I suppose if this hypothesis is true, I should point to teams that might get better once they narrow the rotation. A key stat here might be Pomeroy's Bench Minutes. (But you have to be careful here to avoid the full-court pressure teams that always use long rotations like Minnesota and Missouri.) I think a good case in point is a team like Miami (FL). I think the Hurricanes may ultimately be much better than their Pomeroy Ranking of 26 indicates, once they settle on a shorter rotation. Miami has tried to mix in younger players like DeQuan Jones and Eddie Rios but with limited success. But once Frank Haith takes these players out of the full-time rotation, or focuses on these players strengths and defines a key role for each player, Miami can still compete to be a top level ACC team. Jack McClinton, Dwayne Collins, and James Dew are too good for Miami not to step it up.

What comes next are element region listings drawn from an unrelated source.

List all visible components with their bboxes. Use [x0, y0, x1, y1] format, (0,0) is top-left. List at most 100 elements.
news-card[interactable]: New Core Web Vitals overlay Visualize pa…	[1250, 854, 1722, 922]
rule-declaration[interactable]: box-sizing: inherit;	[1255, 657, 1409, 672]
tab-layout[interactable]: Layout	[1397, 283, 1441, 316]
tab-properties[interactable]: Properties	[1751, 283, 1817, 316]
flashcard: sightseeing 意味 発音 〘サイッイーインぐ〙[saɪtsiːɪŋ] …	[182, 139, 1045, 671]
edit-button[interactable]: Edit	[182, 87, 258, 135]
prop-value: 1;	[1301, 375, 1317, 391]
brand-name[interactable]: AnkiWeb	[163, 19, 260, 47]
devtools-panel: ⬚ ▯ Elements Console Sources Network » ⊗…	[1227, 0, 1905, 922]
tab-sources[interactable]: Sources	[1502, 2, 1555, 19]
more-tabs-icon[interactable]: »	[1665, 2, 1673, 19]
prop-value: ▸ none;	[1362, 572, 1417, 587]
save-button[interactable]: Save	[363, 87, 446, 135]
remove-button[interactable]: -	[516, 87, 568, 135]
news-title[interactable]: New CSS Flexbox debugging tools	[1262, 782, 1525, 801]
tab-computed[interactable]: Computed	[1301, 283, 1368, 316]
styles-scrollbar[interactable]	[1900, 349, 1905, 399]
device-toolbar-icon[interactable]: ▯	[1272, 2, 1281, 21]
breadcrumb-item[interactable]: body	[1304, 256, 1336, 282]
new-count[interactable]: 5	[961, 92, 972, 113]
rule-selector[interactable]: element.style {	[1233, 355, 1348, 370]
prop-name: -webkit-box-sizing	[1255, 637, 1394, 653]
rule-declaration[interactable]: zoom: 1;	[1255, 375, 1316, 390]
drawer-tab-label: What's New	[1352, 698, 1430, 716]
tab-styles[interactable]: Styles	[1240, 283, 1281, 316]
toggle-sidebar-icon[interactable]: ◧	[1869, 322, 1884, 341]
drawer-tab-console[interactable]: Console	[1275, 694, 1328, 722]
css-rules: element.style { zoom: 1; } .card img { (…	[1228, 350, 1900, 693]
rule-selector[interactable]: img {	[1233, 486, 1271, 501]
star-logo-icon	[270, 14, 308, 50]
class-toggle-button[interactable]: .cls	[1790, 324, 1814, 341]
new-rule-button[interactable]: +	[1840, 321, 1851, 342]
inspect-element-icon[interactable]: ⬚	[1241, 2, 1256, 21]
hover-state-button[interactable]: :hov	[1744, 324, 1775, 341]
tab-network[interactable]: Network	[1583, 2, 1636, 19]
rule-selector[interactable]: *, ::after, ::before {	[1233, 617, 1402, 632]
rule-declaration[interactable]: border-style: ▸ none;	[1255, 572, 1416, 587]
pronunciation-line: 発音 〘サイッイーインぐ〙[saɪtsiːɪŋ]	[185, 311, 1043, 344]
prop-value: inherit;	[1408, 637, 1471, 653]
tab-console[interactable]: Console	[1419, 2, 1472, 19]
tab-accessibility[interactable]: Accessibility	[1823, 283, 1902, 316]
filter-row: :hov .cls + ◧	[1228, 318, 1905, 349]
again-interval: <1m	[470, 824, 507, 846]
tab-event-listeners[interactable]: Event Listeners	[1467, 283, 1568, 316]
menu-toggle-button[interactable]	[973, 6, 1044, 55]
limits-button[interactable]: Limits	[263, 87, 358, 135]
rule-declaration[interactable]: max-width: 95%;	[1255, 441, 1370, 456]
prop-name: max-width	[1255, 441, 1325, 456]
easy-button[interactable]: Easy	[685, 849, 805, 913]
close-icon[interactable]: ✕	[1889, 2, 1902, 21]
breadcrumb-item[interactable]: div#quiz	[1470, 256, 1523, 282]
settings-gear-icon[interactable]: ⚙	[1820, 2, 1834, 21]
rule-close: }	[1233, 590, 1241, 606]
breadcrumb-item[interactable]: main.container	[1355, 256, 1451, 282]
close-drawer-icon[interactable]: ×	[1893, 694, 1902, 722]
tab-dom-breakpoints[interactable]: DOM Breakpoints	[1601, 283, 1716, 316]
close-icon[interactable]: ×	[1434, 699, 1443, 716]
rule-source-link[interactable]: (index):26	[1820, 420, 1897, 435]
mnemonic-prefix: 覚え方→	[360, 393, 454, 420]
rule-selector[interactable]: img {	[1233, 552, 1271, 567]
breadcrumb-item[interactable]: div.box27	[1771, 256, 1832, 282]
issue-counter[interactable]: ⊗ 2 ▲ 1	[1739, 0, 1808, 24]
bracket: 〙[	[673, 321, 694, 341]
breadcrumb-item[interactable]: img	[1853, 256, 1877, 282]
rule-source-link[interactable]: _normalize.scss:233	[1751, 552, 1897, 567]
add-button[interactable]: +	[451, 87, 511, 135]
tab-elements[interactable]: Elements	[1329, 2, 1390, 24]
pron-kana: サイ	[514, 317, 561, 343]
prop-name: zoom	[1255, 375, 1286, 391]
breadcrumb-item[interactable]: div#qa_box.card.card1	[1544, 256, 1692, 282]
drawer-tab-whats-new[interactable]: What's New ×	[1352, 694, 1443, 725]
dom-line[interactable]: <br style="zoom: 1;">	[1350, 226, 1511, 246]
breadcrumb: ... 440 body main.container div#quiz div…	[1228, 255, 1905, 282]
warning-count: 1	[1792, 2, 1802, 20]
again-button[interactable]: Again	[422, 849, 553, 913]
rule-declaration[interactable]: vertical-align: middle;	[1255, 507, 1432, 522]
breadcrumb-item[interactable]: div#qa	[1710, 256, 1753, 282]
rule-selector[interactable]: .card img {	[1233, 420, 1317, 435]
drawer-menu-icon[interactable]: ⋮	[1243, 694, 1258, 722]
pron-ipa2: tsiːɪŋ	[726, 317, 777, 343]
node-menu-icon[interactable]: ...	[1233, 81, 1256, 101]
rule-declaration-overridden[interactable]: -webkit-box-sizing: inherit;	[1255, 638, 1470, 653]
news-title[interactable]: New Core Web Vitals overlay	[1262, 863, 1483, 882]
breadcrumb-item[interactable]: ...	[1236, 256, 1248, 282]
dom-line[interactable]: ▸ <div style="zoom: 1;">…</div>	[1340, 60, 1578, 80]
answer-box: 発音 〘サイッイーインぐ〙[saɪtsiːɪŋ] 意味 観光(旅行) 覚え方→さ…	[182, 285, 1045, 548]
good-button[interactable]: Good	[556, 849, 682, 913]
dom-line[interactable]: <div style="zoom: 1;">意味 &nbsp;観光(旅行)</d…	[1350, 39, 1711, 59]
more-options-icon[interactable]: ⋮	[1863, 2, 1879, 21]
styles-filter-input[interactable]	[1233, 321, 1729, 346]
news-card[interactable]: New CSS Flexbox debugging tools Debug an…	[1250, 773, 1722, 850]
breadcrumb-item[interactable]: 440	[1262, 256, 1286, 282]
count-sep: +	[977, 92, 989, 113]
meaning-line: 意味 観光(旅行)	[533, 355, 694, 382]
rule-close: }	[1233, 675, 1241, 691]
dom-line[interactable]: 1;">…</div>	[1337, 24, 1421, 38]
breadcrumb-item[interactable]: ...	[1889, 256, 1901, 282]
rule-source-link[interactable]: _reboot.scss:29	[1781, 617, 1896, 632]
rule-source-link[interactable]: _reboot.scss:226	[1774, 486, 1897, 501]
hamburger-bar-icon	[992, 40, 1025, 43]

(A few more notes on Miami: Everyone knows about McClinton, and James Dews was a solid back-court mate last year, but Junior Dwayne Collins has really emerged as a post option this year. Last year Collins, was solely a rebounder, but his emergence as an offensive post player, eFG% of 61.3% is huge for the Hurricanes.)
Remember Mississippi St?
Last year Mississippi St. ended up with the second best SEC PPP differential. But no one would have expected it after they lost to Miami (OH) and South Alabama in non-conference play and started the year 5-5. (To be fair, their pre-conf Pomeroy ranking was not horrible thanks to some blowout wins, but it wasn't very good either.)
And I guess that brings me back to my initial point about Marquette. Already, the Pomeroy Rankings have improved for the team. No longer predicted to go 9-9, the prediction is now 11-7 in conference play. And it will change again by next week.
[[Side note #12: Fabulous win for Marquette against Villanova. Yes, they probably should have won that game at home, but given how evenly matched they are on paper and on the floor, it was a very sweet victory. Villanova seemed to commit too many unforced turnovers in the game (traveling outside the three point line), while Marquette's turnovers were all in the course of trying to get the ball to the basket, but those two teams always make for a fabulous match-up.]]
But back to the prediction. Yes, Marquette probably does still face the toughtest final 5 regular season games of any team in the country, but the reality is that there is still a lot to learn about teams before then. Conference play is here! The time has come to sort out the contenders and pretenders, not only in the ranks of the unbeatens, but also in the margin of victory statistics.